Forget what you think you know about Dish’s bumpy entrance into the 5G market. 

Dave Mayo, executive vice president of network development at Dish told Silverlinings that the nascent mobile network operator (MNO) wouldn’t have met its FCC-mandated target of June 14, 2022 to cover 20% of the U.S. population with 5G at all, without having Amazon Web Services (AWS) hosting Dish’s 5G core in its cloud. 

“We’ve put the whole core network in the cloud, utilizing AWS, which is different than anybody has done — frankly — at this scale on the planet,” Mayo said.

Mayo said that deploying the network this way gives Dish a massive time-to-market advantage. “I’ve built networks before in my past life, as you know,” Mayo said. “It would have taken us a lot longer to have built out the core network and the switching centers in order to be able to host that ourselves.”

Enterprise Incoming

Mayo also stated that the cloud-native network will give Dish a substantial leg-up in the enterprise space. “We will be able to deploy core network elements in enterprise locations and mitigate the need for those enterprises to send their data back to our switching center,” Mayo said.

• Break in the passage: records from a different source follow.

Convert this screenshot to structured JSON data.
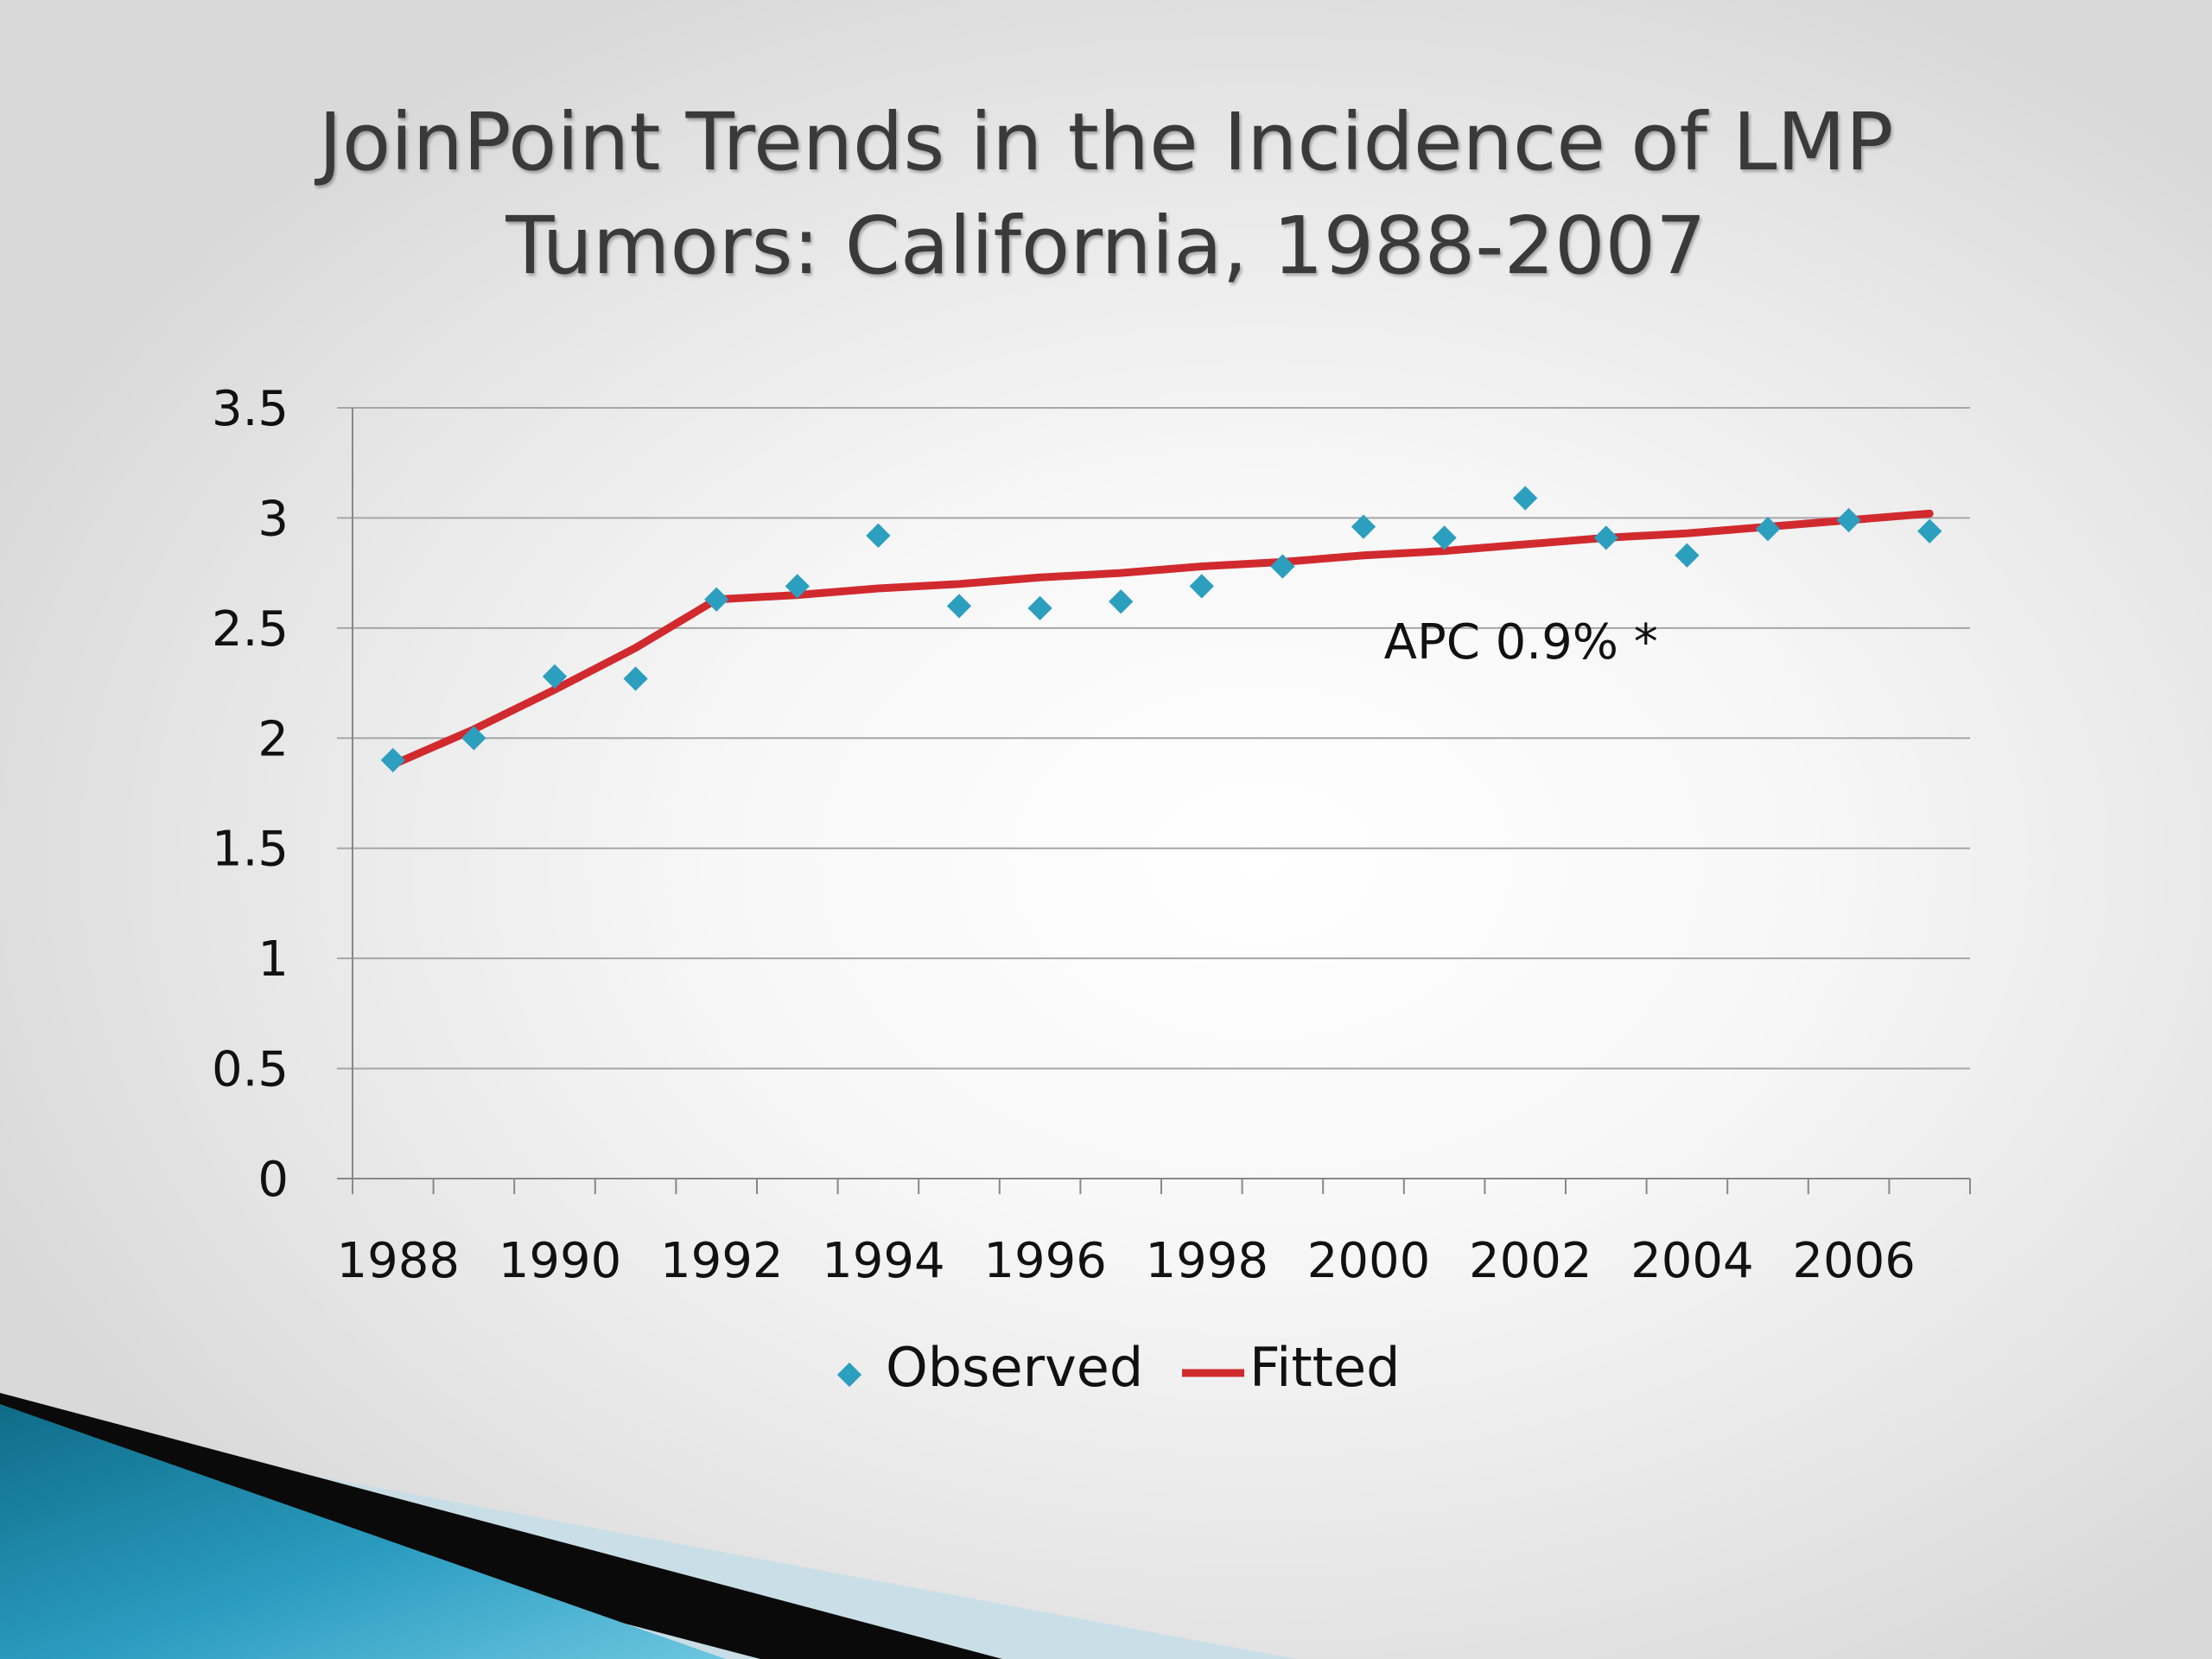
{
  "slide": {
    "title_line1": "JoinPoint Trends in the Incidence of LMP",
    "title_line2": "Tumors: California, 1988-2007"
  },
  "colors": {
    "observed": "#2c9fbf",
    "fitted": "#d12a2e",
    "gridline": "#a6a6a6",
    "axis": "#888888",
    "accent_teal": "#1b7b97",
    "accent_black": "#0a0a0a"
  },
  "chart_data": {
    "type": "scatter",
    "title": "",
    "xlabel": "",
    "ylabel": "",
    "ylim": [
      0,
      3.5
    ],
    "xlim": [
      1987.5,
      2007.5
    ],
    "y_ticks": [
      0,
      0.5,
      1,
      1.5,
      2,
      2.5,
      3,
      3.5
    ],
    "y_tick_labels": [
      "0",
      "0.5",
      "1",
      "1.5",
      "2",
      "2.5",
      "3",
      "3.5"
    ],
    "x_tick_labels": [
      "1988",
      "1990",
      "1992",
      "1994",
      "1996",
      "1998",
      "2000",
      "2002",
      "2004",
      "2006"
    ],
    "x_tick_label_years": [
      1988,
      1990,
      1992,
      1994,
      1996,
      1998,
      2000,
      2002,
      2004,
      2006
    ],
    "grid": true,
    "legend_position": "bottom",
    "series": [
      {
        "name": "Observed",
        "kind": "markers",
        "marker": "diamond",
        "x": [
          1988,
          1989,
          1990,
          1991,
          1992,
          1993,
          1994,
          1995,
          1996,
          1997,
          1998,
          1999,
          2000,
          2001,
          2002,
          2003,
          2004,
          2005,
          2006,
          2007
        ],
        "y": [
          1.9,
          2.0,
          2.28,
          2.27,
          2.63,
          2.69,
          2.92,
          2.6,
          2.59,
          2.62,
          2.69,
          2.78,
          2.96,
          2.91,
          3.09,
          2.91,
          2.83,
          2.95,
          2.99,
          2.94
        ]
      },
      {
        "name": "Fitted",
        "kind": "line",
        "x": [
          1988,
          1989,
          1990,
          1991,
          1992,
          1993,
          1994,
          1995,
          1996,
          1997,
          1998,
          1999,
          2000,
          2001,
          2002,
          2003,
          2004,
          2005,
          2006,
          2007
        ],
        "y": [
          1.88,
          2.04,
          2.22,
          2.41,
          2.63,
          2.65,
          2.68,
          2.7,
          2.73,
          2.75,
          2.78,
          2.8,
          2.83,
          2.85,
          2.88,
          2.91,
          2.93,
          2.96,
          2.99,
          3.02
        ]
      }
    ],
    "annotations": [
      {
        "text": "APC 0.9% *",
        "x": 2002,
        "y": 2.44
      }
    ]
  }
}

“That’s a really big deal,” he continued. Certain industries [For instance, banks and hospitals] just really don’t want their data leaving their facilities, Mayo stated.

“I think you’ll begin to see us putting our toe in the enterprise space this year,” Mayo said. “I don’t think it will be until 2024 that you see us doing really meaningful things .”

Mayo said that 2023 will be all about Dish getting its consumer 5G offering into place.

Nonetheless, Dish is beginning its enterprise push. “[Marc] Rouanne has started to kick off some programs with the developer ecosystem to expose our interfaces, such that they can develop new and differentiated service models,” Mayo said.

We’ll have to see what apps and services might derive from Dish flashing its APIs at passing cloud developers. Hopefully, the greenfield carrier can hold onto its top talent as it ventures into the largely unexplored territory of cloud-native 5G.

For his part, Mayo doesn’t expect that we will see much 5G virtualized network slicing, which has been heavily hyped for enterprise users since 2019, arrive this year. “I think that operators are at various stages in terms of their implementation of slicing capabilities,” Mayo said. “And I think CIOs are scratching their heads and saying, ‘What do I really need?’” 

For his part, Mayo thinks we are in a flattened hype cycle right now, and enterprise 5G features like network slicing will finally emerge over the next two years.